- Union Center Location within Indiana Union Center Location within the United States
- Coordinates: 41°29′03″N 86°38′23″W﻿ / ﻿41.48417°N 86.63972°W
- Country: United States
- State: Indiana
- County: LaPorte
- Township: Clinton
- FIPS code: 18-01000
- GNIS feature ID: 445070

= Union Center, Indiana =

Unincorporated community in Indiana, U.S.

Union Center is an unincorporated community in LaPorte County, Indiana, in the United States.

==Geography==
Union Center is located in Union Township, just north of U.S. Route 6 in Indiana.

==History==
The community took its name from Union Township.

The Union Center Church of the Brethren was founded in 1859. The church building was built in 1869 by George W. Cripe, an elder of the church. In 1917, the church had over 200 members.
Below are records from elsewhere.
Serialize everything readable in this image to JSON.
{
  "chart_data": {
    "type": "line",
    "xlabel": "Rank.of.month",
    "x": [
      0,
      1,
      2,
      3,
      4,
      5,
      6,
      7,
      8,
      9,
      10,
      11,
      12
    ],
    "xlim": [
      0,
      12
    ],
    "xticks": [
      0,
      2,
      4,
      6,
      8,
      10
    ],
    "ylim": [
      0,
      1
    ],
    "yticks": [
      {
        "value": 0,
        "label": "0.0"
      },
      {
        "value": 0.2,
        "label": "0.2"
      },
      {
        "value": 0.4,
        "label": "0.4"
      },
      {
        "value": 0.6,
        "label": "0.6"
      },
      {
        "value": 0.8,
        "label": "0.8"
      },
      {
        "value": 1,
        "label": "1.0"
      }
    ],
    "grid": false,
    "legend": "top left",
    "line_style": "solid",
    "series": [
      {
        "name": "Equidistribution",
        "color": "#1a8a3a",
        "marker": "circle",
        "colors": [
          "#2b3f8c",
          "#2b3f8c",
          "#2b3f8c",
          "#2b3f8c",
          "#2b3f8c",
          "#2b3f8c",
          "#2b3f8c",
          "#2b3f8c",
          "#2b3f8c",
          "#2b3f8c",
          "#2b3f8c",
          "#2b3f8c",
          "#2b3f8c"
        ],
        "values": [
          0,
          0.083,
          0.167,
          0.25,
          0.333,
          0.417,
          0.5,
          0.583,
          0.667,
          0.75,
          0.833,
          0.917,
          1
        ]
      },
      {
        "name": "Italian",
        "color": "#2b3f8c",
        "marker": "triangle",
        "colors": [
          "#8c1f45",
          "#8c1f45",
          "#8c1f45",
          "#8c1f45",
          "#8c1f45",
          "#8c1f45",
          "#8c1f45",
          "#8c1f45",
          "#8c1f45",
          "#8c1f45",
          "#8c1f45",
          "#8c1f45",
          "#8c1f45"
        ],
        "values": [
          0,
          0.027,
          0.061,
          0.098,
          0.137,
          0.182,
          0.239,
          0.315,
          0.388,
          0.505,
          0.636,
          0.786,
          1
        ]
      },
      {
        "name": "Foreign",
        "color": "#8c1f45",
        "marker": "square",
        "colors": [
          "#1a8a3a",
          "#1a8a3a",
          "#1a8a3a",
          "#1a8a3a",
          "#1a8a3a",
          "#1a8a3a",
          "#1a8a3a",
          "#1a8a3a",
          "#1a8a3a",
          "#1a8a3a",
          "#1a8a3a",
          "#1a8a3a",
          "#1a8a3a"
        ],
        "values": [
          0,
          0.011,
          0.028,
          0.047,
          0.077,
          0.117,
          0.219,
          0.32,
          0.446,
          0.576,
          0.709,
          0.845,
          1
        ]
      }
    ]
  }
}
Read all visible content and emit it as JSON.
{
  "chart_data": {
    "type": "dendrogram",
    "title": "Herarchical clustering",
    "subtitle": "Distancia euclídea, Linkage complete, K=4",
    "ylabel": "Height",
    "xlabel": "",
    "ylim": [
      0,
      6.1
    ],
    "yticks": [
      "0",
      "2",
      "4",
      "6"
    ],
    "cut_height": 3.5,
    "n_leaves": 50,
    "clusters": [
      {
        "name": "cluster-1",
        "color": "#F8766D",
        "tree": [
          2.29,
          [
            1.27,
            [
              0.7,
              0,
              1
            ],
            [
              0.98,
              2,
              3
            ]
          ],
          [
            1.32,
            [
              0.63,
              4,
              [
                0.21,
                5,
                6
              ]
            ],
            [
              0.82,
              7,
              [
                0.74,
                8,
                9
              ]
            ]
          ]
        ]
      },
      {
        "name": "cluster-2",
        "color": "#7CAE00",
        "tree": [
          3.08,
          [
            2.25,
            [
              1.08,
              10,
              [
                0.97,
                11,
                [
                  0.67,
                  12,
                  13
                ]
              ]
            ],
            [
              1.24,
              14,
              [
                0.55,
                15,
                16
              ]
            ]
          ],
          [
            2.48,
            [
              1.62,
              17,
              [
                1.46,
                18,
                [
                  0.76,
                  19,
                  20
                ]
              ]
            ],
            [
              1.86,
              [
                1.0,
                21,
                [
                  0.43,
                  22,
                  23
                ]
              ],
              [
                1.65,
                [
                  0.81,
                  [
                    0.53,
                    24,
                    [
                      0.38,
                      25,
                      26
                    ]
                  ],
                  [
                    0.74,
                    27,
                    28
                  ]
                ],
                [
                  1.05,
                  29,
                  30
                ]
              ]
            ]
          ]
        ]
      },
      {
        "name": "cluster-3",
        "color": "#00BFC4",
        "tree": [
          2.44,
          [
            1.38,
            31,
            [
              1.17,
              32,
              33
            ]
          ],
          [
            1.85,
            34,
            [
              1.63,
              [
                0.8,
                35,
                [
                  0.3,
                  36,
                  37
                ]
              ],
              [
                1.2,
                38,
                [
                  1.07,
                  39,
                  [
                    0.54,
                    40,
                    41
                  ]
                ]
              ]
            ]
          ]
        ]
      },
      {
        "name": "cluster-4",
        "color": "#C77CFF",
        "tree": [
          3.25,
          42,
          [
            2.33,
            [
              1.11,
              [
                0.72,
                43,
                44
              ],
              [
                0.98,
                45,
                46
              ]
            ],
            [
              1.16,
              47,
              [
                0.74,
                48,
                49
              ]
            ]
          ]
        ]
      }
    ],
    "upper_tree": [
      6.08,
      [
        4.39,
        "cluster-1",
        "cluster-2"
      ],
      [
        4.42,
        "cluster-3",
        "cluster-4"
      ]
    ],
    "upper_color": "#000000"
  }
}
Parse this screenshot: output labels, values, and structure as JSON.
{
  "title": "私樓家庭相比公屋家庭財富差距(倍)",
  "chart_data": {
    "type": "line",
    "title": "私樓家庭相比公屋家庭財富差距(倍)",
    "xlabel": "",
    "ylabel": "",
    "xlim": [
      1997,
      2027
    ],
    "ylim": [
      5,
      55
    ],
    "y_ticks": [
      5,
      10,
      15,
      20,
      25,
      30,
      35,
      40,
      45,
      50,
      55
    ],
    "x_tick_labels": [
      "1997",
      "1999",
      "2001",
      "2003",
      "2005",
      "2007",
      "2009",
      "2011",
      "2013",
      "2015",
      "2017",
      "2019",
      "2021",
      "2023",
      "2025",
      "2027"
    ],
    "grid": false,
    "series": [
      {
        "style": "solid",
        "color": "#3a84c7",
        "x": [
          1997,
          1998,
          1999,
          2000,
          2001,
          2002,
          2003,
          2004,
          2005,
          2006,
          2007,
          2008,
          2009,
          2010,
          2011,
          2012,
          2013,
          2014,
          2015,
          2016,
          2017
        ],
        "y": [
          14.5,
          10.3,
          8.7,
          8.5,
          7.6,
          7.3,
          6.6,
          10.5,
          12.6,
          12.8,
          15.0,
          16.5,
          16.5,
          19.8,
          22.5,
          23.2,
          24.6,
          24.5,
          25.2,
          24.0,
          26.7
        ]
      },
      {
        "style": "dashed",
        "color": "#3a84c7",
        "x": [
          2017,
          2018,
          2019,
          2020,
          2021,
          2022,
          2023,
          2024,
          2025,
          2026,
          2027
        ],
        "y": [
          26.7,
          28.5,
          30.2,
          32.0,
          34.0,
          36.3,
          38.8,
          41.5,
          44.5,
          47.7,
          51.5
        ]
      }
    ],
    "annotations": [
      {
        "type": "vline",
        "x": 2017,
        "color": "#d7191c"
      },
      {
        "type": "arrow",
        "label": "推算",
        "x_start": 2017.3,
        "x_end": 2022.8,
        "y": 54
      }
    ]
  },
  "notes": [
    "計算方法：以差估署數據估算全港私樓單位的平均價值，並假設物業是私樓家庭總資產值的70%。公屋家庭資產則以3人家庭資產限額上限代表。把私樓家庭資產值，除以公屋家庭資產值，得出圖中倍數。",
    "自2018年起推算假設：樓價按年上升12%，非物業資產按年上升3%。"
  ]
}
The Baltimore and Ohio Railroad (B&O) was built through LaPorte County in 1874, and was routed through Alida, Tracy, Wellsboro, and Union Center. A post office opened under the name "Union Centre" in 1884; the spelling was changed to "Center" in 1892. The population was 30 in 1890.

The Union Center School was built in 1900, at a cost of around $12,000, including the land and barns. Later improvements were made to the building, which was constructed by W.S. Rowe. Eight years later, the two remaining students in the Union Township school district #2 were moved to Union Center, and #2 was closed.

In 1904, Union Center was considered one of two villages in Union Township (the other being Kingsbury). It was the site of "a good store, a grain elevator, and several homes".

The Union Center post office closed in 1924. The population was 25 in 1940. At that time, Union Center was considered a "tiny village"; a proposed federal munitions loading plant in Union Center had caused many unemployed men to seek employment in Union Center, where no plant had yet been built. In October 1940, the US Department of War in Washington, DC, began issuing federal buyout notices in the Union Center area. 250 land owners in the area were bought out to make room for the munitions plant in Union Center; residents had only 30 days to vacate their premises.